What Happened? Olmert said that he gave Abbas an “unprecedented offer” based on a return to the pre-1967 borders, including land swaps and a division of Jerusalem. But Olmert never received a final response from the Palestinians on the offer. A Palestinian negotiator subsequently acknowledged in the media that the Israeli plan would have given his side the equivalent of 100 percent of the disputed lands under discussion.
Settlement Freeze (2009-2010): U.S. President Barack Obama attempted to revive Israeli-Palestinian peace talks shortly after taking office in 2009. At a speech at Cairo University that year, Obama reiterated his support for a two-state solution.
What Happened? As part of a good faith gesture, Israeli Prime Minister Benjamin Netanyahu implemented a settlement freeze, a key Palestinian demand, that lasted 10 months. While talks briefly restarted, Palestinian Authority President Mahmoud Abbas aborted the talks.
Peace to Prosperity Plan (2020): U.S. President Donald Trump unveiled the “Peace to Prosperity” plan in January 2020. The plan presented a vision for a two-state solution but with certain parameters, including Israeli sovereignty over some settlements in the West Bank and land swaps. The plan also included an economic component, which was unveiled in June 2019 at a conference in Bahrain, that promised $50 billion in new investment for Palestinians.

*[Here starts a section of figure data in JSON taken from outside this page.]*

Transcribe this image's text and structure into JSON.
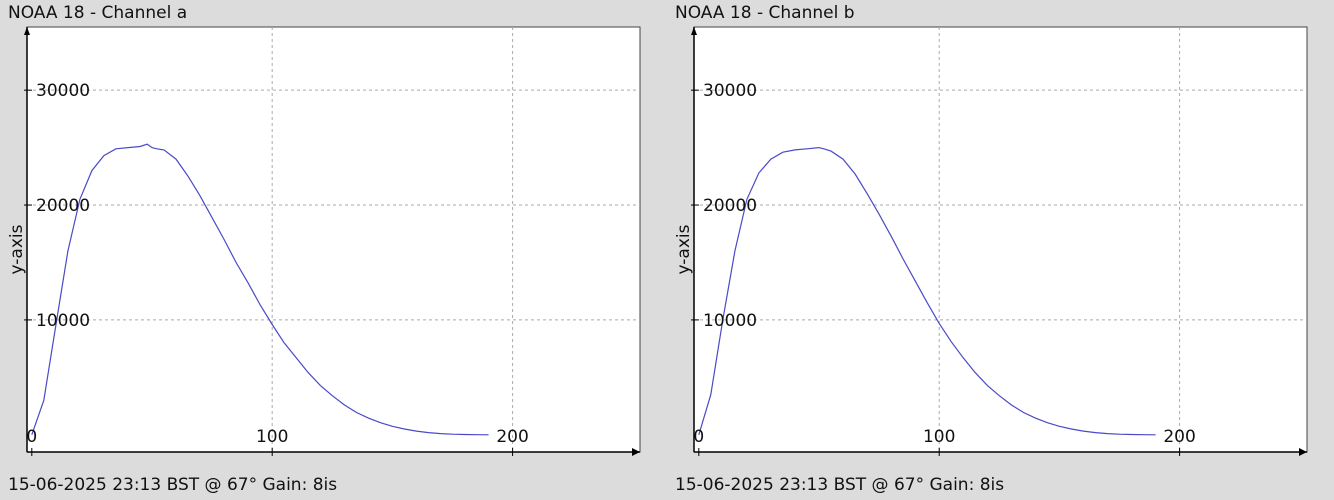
{
  "chart_data": [
    {
      "type": "line",
      "title": "NOAA 18 - Channel a",
      "footer": "15-06-2025 23:13 BST @ 67° Gain: 8is",
      "xlabel": "",
      "ylabel": "y-axis",
      "xlim": [
        -2,
        253
      ],
      "ylim": [
        -1500,
        35500
      ],
      "xticks": [
        0,
        100,
        200
      ],
      "yticks": [
        10000,
        20000,
        30000
      ],
      "grid": true,
      "series": [
        {
          "color": "#4a4ac8",
          "x": [
            0,
            5,
            10,
            15,
            20,
            25,
            30,
            35,
            40,
            45,
            48,
            50,
            52,
            55,
            60,
            65,
            70,
            75,
            80,
            85,
            90,
            95,
            100,
            105,
            110,
            115,
            120,
            125,
            130,
            135,
            140,
            145,
            150,
            155,
            160,
            165,
            170,
            175,
            180,
            185,
            190
          ],
          "y": [
            0,
            3000,
            9500,
            16000,
            20500,
            23000,
            24300,
            24900,
            25000,
            25100,
            25300,
            25000,
            24900,
            24800,
            24000,
            22500,
            20800,
            18900,
            17000,
            15000,
            13200,
            11300,
            9600,
            8000,
            6700,
            5400,
            4300,
            3400,
            2600,
            1950,
            1450,
            1050,
            740,
            500,
            320,
            190,
            100,
            50,
            20,
            10,
            0
          ]
        }
      ]
    },
    {
      "type": "line",
      "title": "NOAA 18 - Channel b",
      "footer": "15-06-2025 23:13 BST @ 67° Gain: 8is",
      "xlabel": "",
      "ylabel": "y-axis",
      "xlim": [
        -2,
        253
      ],
      "ylim": [
        -1500,
        35500
      ],
      "xticks": [
        0,
        100,
        200
      ],
      "yticks": [
        10000,
        20000,
        30000
      ],
      "grid": true,
      "series": [
        {
          "color": "#4a4ac8",
          "x": [
            0,
            5,
            10,
            15,
            20,
            25,
            30,
            35,
            40,
            45,
            50,
            52,
            55,
            60,
            65,
            70,
            75,
            80,
            85,
            90,
            95,
            100,
            105,
            110,
            115,
            120,
            125,
            130,
            135,
            140,
            145,
            150,
            155,
            160,
            165,
            170,
            175,
            180,
            185,
            190
          ],
          "y": [
            0,
            3500,
            10000,
            16000,
            20500,
            22800,
            24000,
            24600,
            24800,
            24900,
            25000,
            24900,
            24700,
            24000,
            22700,
            21000,
            19200,
            17300,
            15300,
            13400,
            11500,
            9700,
            8100,
            6700,
            5400,
            4300,
            3400,
            2600,
            1950,
            1450,
            1050,
            740,
            500,
            320,
            190,
            100,
            50,
            20,
            10,
            0
          ]
        }
      ]
    }
  ]
}
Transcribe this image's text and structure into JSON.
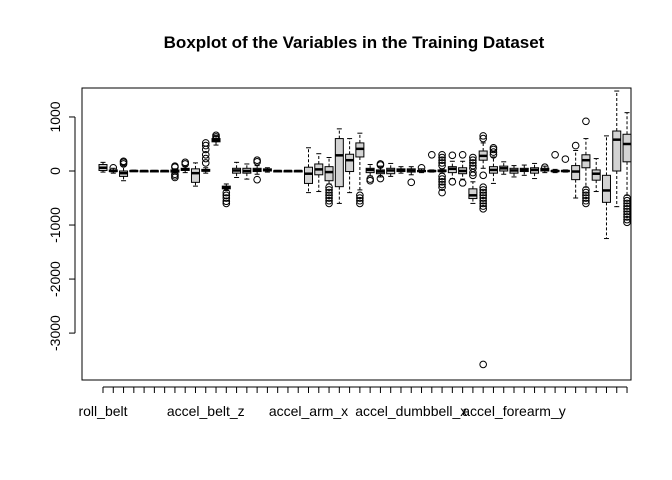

What Happened? The plan was largely rejected by the international community, although serious attention was given to the new opportunities for regional cooperation and investment built into the proposal. The Palestinians did not participate in the drafting of the plan and outright rejected it when it was released. Palestinian Authority President Mahmoud Abbas had boycotted the Trump administration following its decision to recognize Jerusalem as Israel’s capital in 2017.
Where Are We Now?
Despite some criticism of Israel’s political posture over the last few years, Israeli leaders have demonstrated time and again the Jewish state’s commitment to peace. Just last year Israeli Prime Minister Yair Lapid used his address to the UN General Assembly to show support for the two-state solution. Indeed, history has shown that decades of Israeli leaders have gone to great lengths, including sacrificing their political careers, and in one case, their lives, in the pursuit of peace. Tragically, since its inception in 1987, Hamas has categorically rejected the notion of peace, the two-state solution, and Jewish peoplehood.
Today, led by the Abraham Accords and efforts to normalize relations between Israel and Saudi Arabia, we are at a rare moment in history where the Arab world can play a constructive role in bringing together Israelis and Palestinians in ways never imaginable. AJC stands firmly behind Israel’s right to destroy Hamas’ network of hate - but when the time is right, we also stand ready to help support a political solution to the Israeli-Palestinian conflict which brings together the United States and new Arab partners. While Israel must defend itself, we also know that the only way to provide true security is to overcome the hate proliferated by Iran, Hezbollah, and Hamas by bringing together Israeli and Arab leaders dedicated to the principles of peace, prosperity, and understanding.